Energy suppliers and consultancy firm fined for competition breach
Ofgem has fined two suppliers and an energy software and consultancy service £870,000 collectively after they were found to have breached competition law.
Between January and September 2016, Economy Energy, E (Gas and Electricity) and Dyball Associates had an anti-competitive agreement preventing the two suppliers actively targeting one another’s customers through face-to-face sales.
To facilitate this agreement, the suppliers shared commercially sensitive information in the form of customer meter point details.
Dyball Associates aided this arrangement by designing, implementing and maintaining software systems that allowed customer meter point details to be shared, and recruitment of each other’s customers to be blocked.
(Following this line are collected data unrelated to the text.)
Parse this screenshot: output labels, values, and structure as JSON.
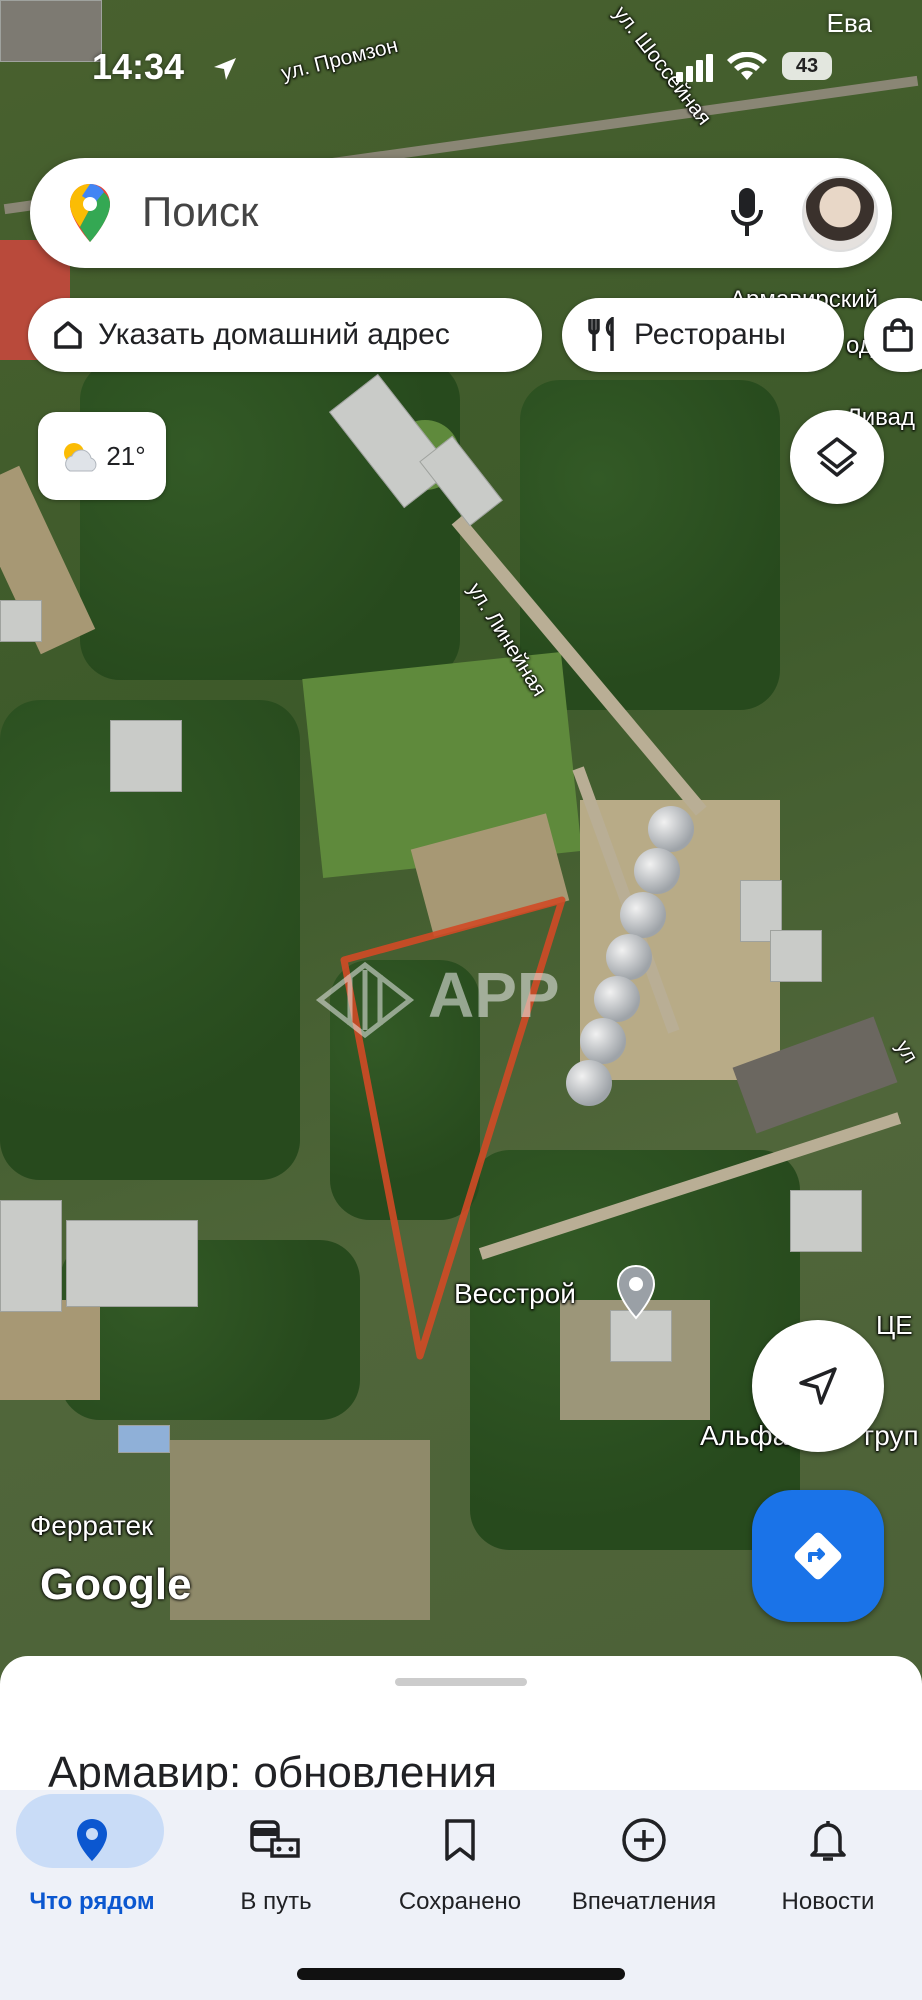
{
  "status_bar": {
    "time": "14:34",
    "battery": "43",
    "carrier_corner": "Ева"
  },
  "search": {
    "placeholder": "Поиск"
  },
  "chips": {
    "home": "Указать домашний адрес",
    "restaurants": "Рестораны"
  },
  "weather": {
    "temperature": "21°"
  },
  "map_labels": {
    "street_promzon": "ул. Промзон",
    "street_shosseynaya": "ул. Шоссейная",
    "street_lineynaya": "ул. Линейная",
    "armavirsky": "Армавирский",
    "armavirsky_2": "од",
    "livad": "Ливад",
    "ul_right": "ул",
    "vesstroy": "Весстрой",
    "tsen": "ЦЕ",
    "alfa": "Альфа",
    "group": "груп",
    "ferratek": "Ферратек",
    "watermark": "APP"
  },
  "logo": "Google",
  "sheet": {
    "title": "Армавир: обновления"
  },
  "nav": [
    {
      "label": "Что рядом",
      "icon": "location-pin-icon",
      "active": true
    },
    {
      "label": "В путь",
      "icon": "commute-icon",
      "active": false
    },
    {
      "label": "Сохранено",
      "icon": "bookmark-icon",
      "active": false
    },
    {
      "label": "Впечатления",
      "icon": "add-circle-icon",
      "active": false
    },
    {
      "label": "Новости",
      "icon": "bell-icon",
      "active": false
    }
  ],
  "colors": {
    "accent_blue": "#1a73e8",
    "nav_active": "#0b57d0",
    "outline_red": "#d04a26"
  }
}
The majority of the customers with both suppliers at the time were pre-payment meter customers, who are less likely to switch than those on standard meters and so more likely to be on a more expensive deal.
E (Gas and Electricity) and Economy Energy put forward an argument that they were a combined family enterprise, but this was not accepted by Ofgem.
The agreement undermined competition in a market where suppliers typically compete to attract new consumers by offering them a better deal.
Ofgem has fined E (Gas and Electricity) £650,000 and Economy Energy £200,000 (the latter fine reflecting Economy Energy’s financial position, including that it is in administration).
The energy regulator has fined Dyball Associates £20,000 for acting as a facilitator.
Anthony Pygram, director of conduct and enforcement at Ofgem, said: “Anti-competitive agreements are a serious breach of competition law and could cause widespread detriment and harm to consumers, especially those in vulnerable situations.
“E and Economy Energy agreed not to target each other’s customers with the assistance of Dyball Associates, leaving some customers potentially worse off by being unable to access deals from the other supplier.
“Customers should have an opportunity to switch to other suppliers and should not be prevented from doing so by anti-competitive agreements, and suppliers should all have an equal opportunity and compete on a level playing field with rivals.
“This enforcement action sends a strong signal to suppliers that we will take action and penalise those who undermine competition and do not act fairly.”